In spite of the chronomantic intervention which led to the dramatic alteration of the timeline, one commonality between this timeline and the prior one was the eventual rise of the sea waters caused by the mass melting of the polar ice along the edges of the world. This period, called the Deluge, took place over a century and wreaked havoc on the coastlands of the world, as well as the Island kingdoms of Karaktu, reducing the landmass of that region and forcing the exodus that led to the founding of Golmadras. The exact reason for this transition, once believed to have been caused by the Cataclysm by those few agents of Huuarl who still recall the history of the old timeline, remains unknown.

The Red Dragon Comet of ,2470-2,476
   One major event did transpire much as it did in the original timeline: the Red Dragon is a comet of terrible import, and it has always existed. The comet did pass through the solar system from 2,470 to 2,476, and is foretold that it will do so again in another twelve centuries, as it always has. When it passes by chaos-meteors rain down upon the world, and the forces of chaos find themselves again on the rise. Each appearance of the comet predicts a great disaster; as it turns out, the very seeds of Unarak’s grand Plague came from this comet, and so Unarak, already risen to power as part of his Shadow Pantheon, was waiting for its arrival, to hasten his own dark shadow upon the world.

   The red dragon comet has previously appeared in 1,268-1,274, and before that in -3 to 3 a.w. during the War of the Gods.

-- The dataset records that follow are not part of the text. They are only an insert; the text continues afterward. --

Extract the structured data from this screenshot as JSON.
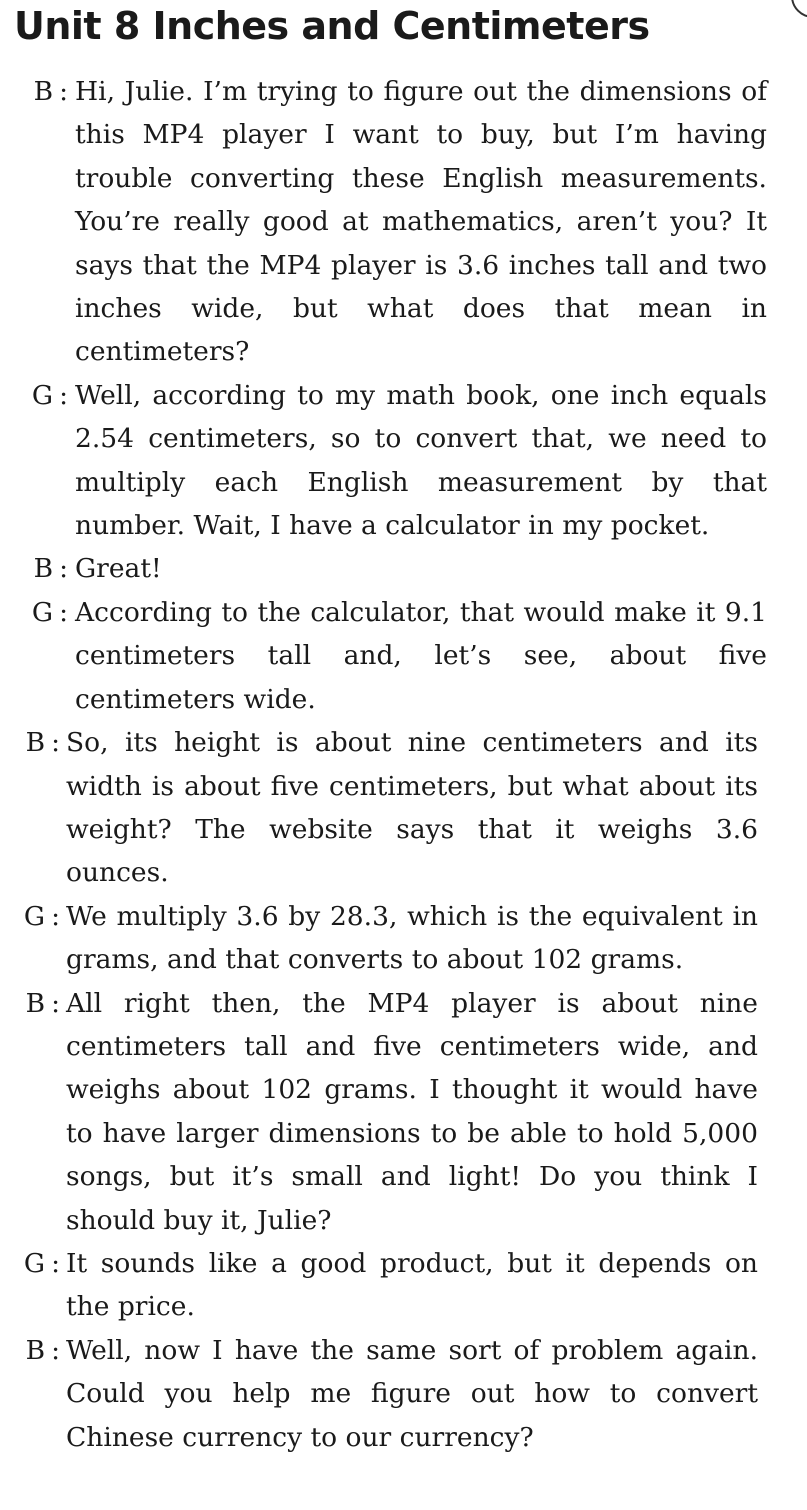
{
  "title": "Unit 8  Inches and Centimeters",
  "dialogue": [
    {
      "speaker": "B",
      "text": "Hi, Julie. I’m trying to figure out the dimensions of this MP4 player I want to buy, but I’m having trouble converting these English measurements. You’re really good at mathematics, aren’t you? It says that the MP4 player is 3.6 inches tall and two inches wide, but what does that mean in centimeters?"
    },
    {
      "speaker": "G",
      "text": "Well, according to my math book, one inch equals 2.54 centimeters, so to convert that, we need to multiply each English measurement by that number. Wait, I have a calculator in my pocket."
    },
    {
      "speaker": "B",
      "text": "Great!"
    },
    {
      "speaker": "G",
      "text": "According to the calculator, that would make it 9.1 centimeters tall and, let’s see, about five centimeters wide."
    },
    {
      "speaker": "B",
      "text": "So, its height is about nine centimeters and its width is about five centimeters, but what about its weight? The website says that it weighs 3.6 ounces."
    },
    {
      "speaker": "G",
      "text": "We multiply 3.6 by 28.3, which is the equivalent in grams, and that converts to about 102 grams."
    },
    {
      "speaker": "B",
      "text": "All right then, the MP4 player is about nine centimeters tall and five centimeters wide, and weighs about 102 grams. I thought it would have to have larger dimensions to be able to hold 5,000 songs, but it’s small and light! Do you think I should buy it, Julie?"
    },
    {
      "speaker": "G",
      "text": "It sounds like a good product, but it depends on the price."
    },
    {
      "speaker": "B",
      "text": "Well, now I have the same sort of problem again. Could you help me figure out how to convert Chinese currency to our currency?"
    }
  ]
}
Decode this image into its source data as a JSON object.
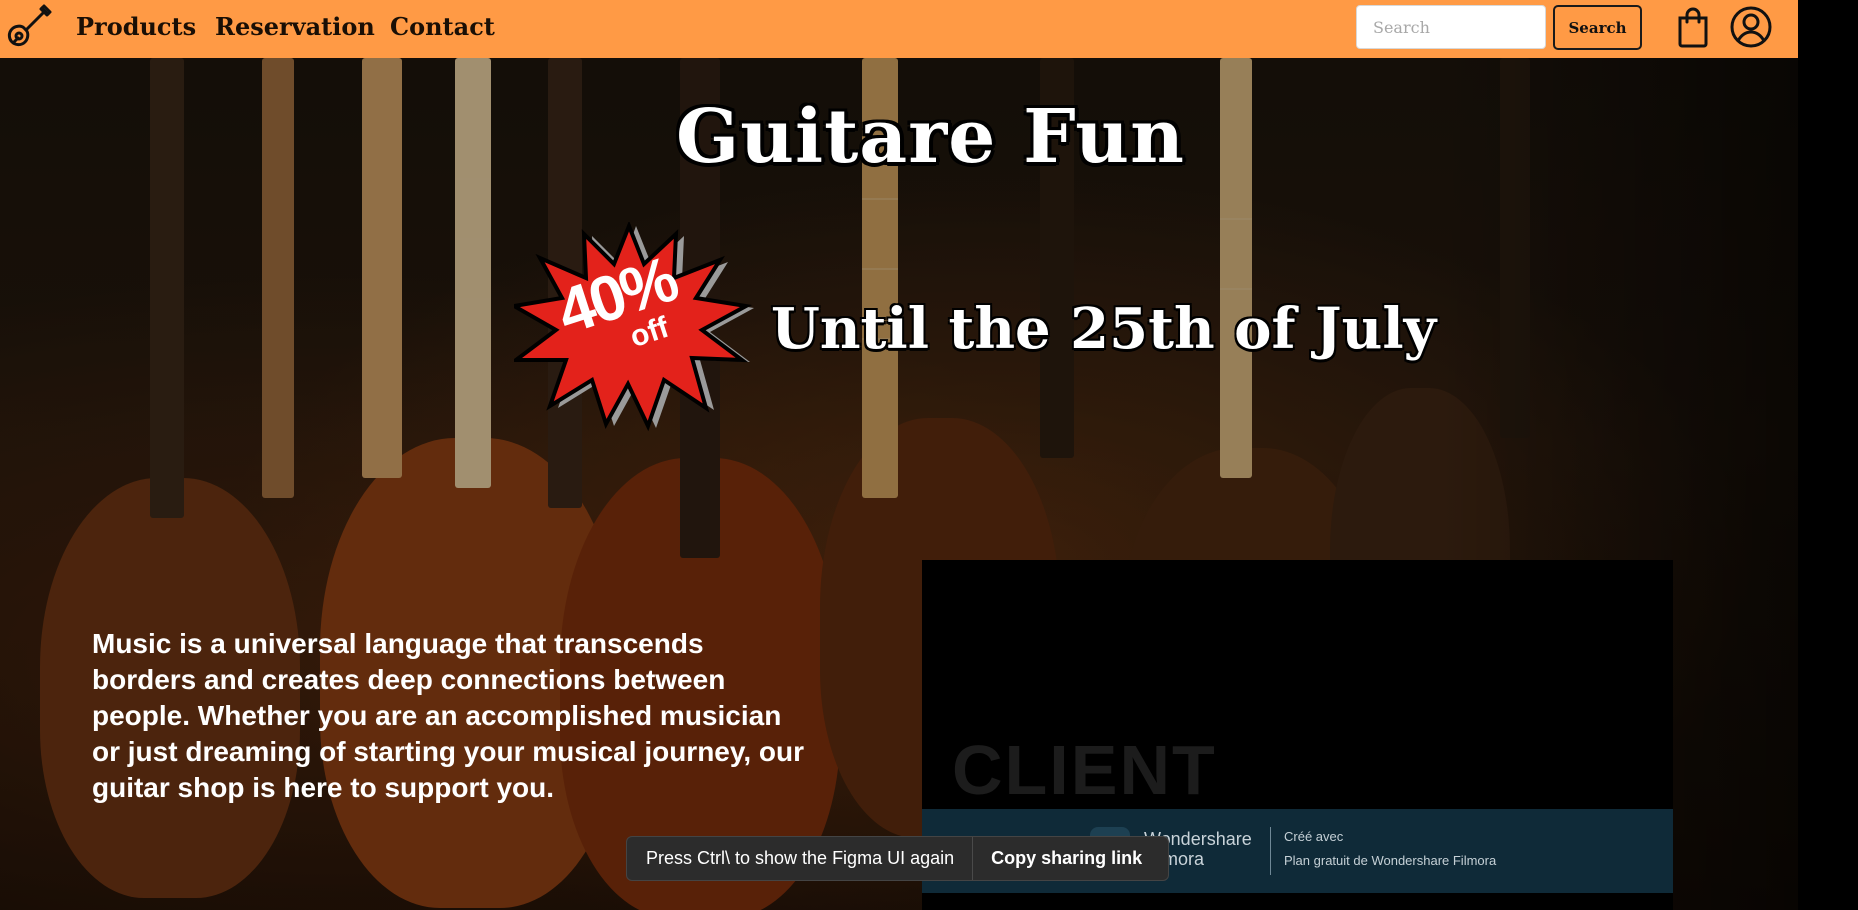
{
  "nav": {
    "links": [
      "Products",
      "Reservation",
      "Contact"
    ],
    "search_placeholder": "Search",
    "search_button": "Search"
  },
  "hero": {
    "title": "Guitare Fun",
    "badge_percent": "40%",
    "badge_off": "off",
    "promo": "Until the 25th of July",
    "paragraph": "Music is a universal language that transcends borders and creates deep connections between people. Whether you are an accomplished musician or just dreaming of starting your musical journey, our guitar shop is here to support you."
  },
  "video": {
    "overlay_text": "CLIENT",
    "watermark_name_line1": "Wondershare",
    "watermark_name_line2": "Filmora",
    "watermark_created": "Créé avec",
    "watermark_plan": "Plan gratuit de Wondershare Filmora"
  },
  "figma_toast": {
    "message": "Press Ctrl\\ to show the Figma UI again",
    "button": "Copy sharing link"
  },
  "colors": {
    "nav_bg": "#ff9a45",
    "badge_red": "#e3221b",
    "watermark_bg": "#0f2a38",
    "toast_bg": "#2c2c2c"
  }
}
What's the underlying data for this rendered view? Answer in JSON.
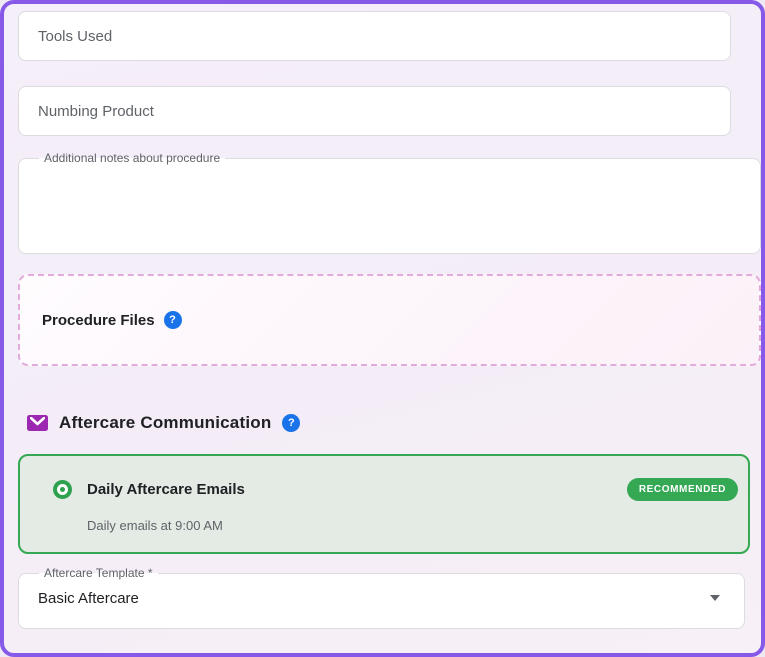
{
  "form": {
    "tools_used": {
      "placeholder": "Tools Used",
      "value": ""
    },
    "numbing_product": {
      "placeholder": "Numbing Product",
      "value": ""
    },
    "notes": {
      "label": "Additional notes about procedure",
      "value": ""
    },
    "procedure_files": {
      "title": "Procedure Files"
    }
  },
  "aftercare": {
    "section_title": "Aftercare Communication",
    "option": {
      "title": "Daily Aftercare Emails",
      "subtitle": "Daily emails at 9:00 AM",
      "badge": "RECOMMENDED",
      "selected": true
    },
    "template_select": {
      "label": "Aftercare Template *",
      "value": "Basic Aftercare"
    }
  },
  "icons": {
    "help_glyph": "?"
  },
  "colors": {
    "frame_border": "#8659e8",
    "accent_green": "#34a853",
    "accent_blue": "#1a73e8",
    "accent_purple": "#9c27b0",
    "dashed_border": "#e2abdc"
  }
}
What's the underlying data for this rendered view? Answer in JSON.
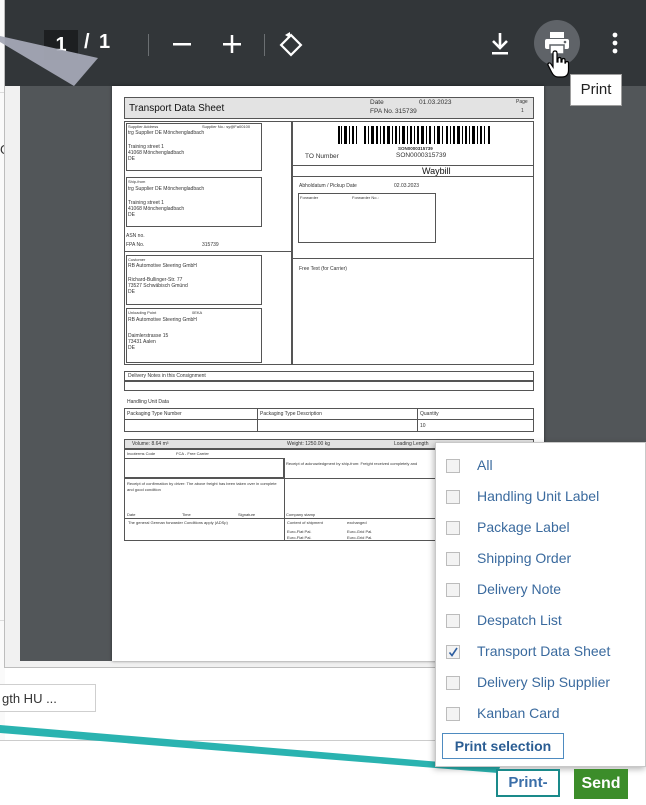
{
  "viewer": {
    "page_current": "1",
    "page_separator": "/",
    "page_total": "1",
    "tooltip": "Print"
  },
  "background": {
    "left_char": "G",
    "row_text": "gth HU ..."
  },
  "document": {
    "title": "Transport Data Sheet",
    "date_label": "Date",
    "date_value": "01.03.2023",
    "fpa_label": "FPA No.",
    "fpa_value": "315739",
    "page_label": "Page",
    "page_value": "1",
    "supplier_label": "Supplier Address",
    "supplier_no_label": "Supplier No.: sy@Fa00100",
    "supplier_lines": [
      "trg Supplier DE Mönchengladbach",
      "",
      "Training street 1",
      "41068 Mönchengladbach",
      "DE"
    ],
    "shipfrom_label": "Ship-from",
    "shipfrom_lines": [
      "trg Supplier DE Mönchengladbach",
      "",
      "Training street 1",
      "41068 Mönchengladbach",
      "DE"
    ],
    "asn_label": "ASN no.",
    "fpa_no_label": "FPA No.",
    "fpa_no_value": "315739",
    "customer_label": "Customer",
    "customer_lines": [
      "RB Automotive Steering GmbH",
      "",
      "Richard-Bullinger-Str. 77",
      "73527 Schwäbisch Gmünd",
      "DE"
    ],
    "unloading_label": "Unloading Point",
    "unloading_code": "0EKA",
    "unloading_lines": [
      "RB Automotive Steering GmbH",
      "",
      "Daimlerstrasse 15",
      "73431 Aalen",
      "DE"
    ],
    "barcode_text": "SON0000315739",
    "to_number_label": "TO Number",
    "to_number_value": "SON0000315739",
    "waybill": "Waybill",
    "pickup_label": "Abholdatum / Pickup Date",
    "pickup_value": "02.03.2023",
    "forwarder_label": "Forwarder",
    "forwarder_no_label": "Forwarder No.:",
    "free_text_label": "Free Text (for Carrier)",
    "delivery_notes_label": "Delivery Notes in this Consignment",
    "hu_data_label": "Handling Unit Data",
    "pkg_type_number": "Packaging Type Number",
    "pkg_type_desc": "Packaging Type Description",
    "quantity": "Quantity",
    "quantity_value": "10",
    "volume": "Volume: 8.64 m³",
    "weight": "Weight: 1250.00 kg",
    "loading_length": "Loading Length",
    "incoterms_label": "Incoterms Code",
    "incoterms_value": "FCA - Free Carrier",
    "receipt_ack": "Receipt of acknowledgment by ship-from: Freight received completely and",
    "receipt_confirm": "Receipt of confirmation by driver: The above freight has been taken over in complete and good condition",
    "date_col": "Date",
    "time_col": "Time",
    "signature_col": "Signature",
    "company_stamp": "Company stamp",
    "content_label": "Content of shipment",
    "exchanged_label": "exchanged",
    "conditions": "The general German forwarder Conditions apply (ADSp)",
    "pallet_rows": [
      [
        "Euro-Flat Pal.",
        "Euro-Grid Pal."
      ],
      [
        "Euro-Flat Pal.",
        "Euro-Grid Pal."
      ]
    ]
  },
  "print_menu": {
    "items": [
      {
        "label": "All",
        "checked": false
      },
      {
        "label": "Handling Unit Label",
        "checked": false
      },
      {
        "label": "Package Label",
        "checked": false
      },
      {
        "label": "Shipping Order",
        "checked": false
      },
      {
        "label": "Delivery Note",
        "checked": false
      },
      {
        "label": "Despatch List",
        "checked": false
      },
      {
        "label": "Transport Data Sheet",
        "checked": true
      },
      {
        "label": "Delivery Slip Supplier",
        "checked": false
      },
      {
        "label": "Kanban Card",
        "checked": false
      }
    ],
    "print_selection": "Print selection"
  },
  "buttons": {
    "print": "Print",
    "send": "Send"
  },
  "icons": {
    "zoom_out": "minus-icon",
    "zoom_in": "plus-icon",
    "rotate": "rotate-icon",
    "download": "download-icon",
    "print": "print-icon",
    "more": "more-vert-icon",
    "cursor": "hand-cursor-icon"
  },
  "colors": {
    "toolbar": "#323639",
    "viewer_bg": "#525659",
    "menu_text": "#3a6a9e",
    "send": "#3c8d2a",
    "callout_teal": "#1aa3a3"
  }
}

It will appear again in 3,672. There is already a rumor among some prophets that Unarak, once defeated, will rise again as a new plague sweeps the world at that time.

The Rise of New Empires
   Agasar, Golmadras, Nordamar, Enarrion…all are new kingdoms and empires in their own right. The kings and emprerors of old are largely forgotten, though nearly legendary in their own rights; tales of the Emperor Usyllyses and his successor Gilrad and Phyxillus are legendary to this day. No one knows what happened to these heroes of old, but many tales are told of their fantastic deeds.

The Fall of the Thargonid Empire
   The Thargonids were a potent force of trolls united under the powerful queen Invidia. The Thargonids eventually threatened all of old Hyrkania during the original timeline, but less so in the current timeline. The trollish empire was demolished during unrecorded events of the Long Night, though it is certain that the legendary emperor and empress Gilrad and Phyxillus were responsible. The Thargonid Mountains, though doomed to be eternally monster-haunted, are now the location of the new capitol Hyraphon, of the northern kingdom Nordaman. Here, the Nordaman king rules. This kingdom is a much smaller domain, and consists of the loose city-states of the north, who all still remember their lost heritage as the greatest empire of man.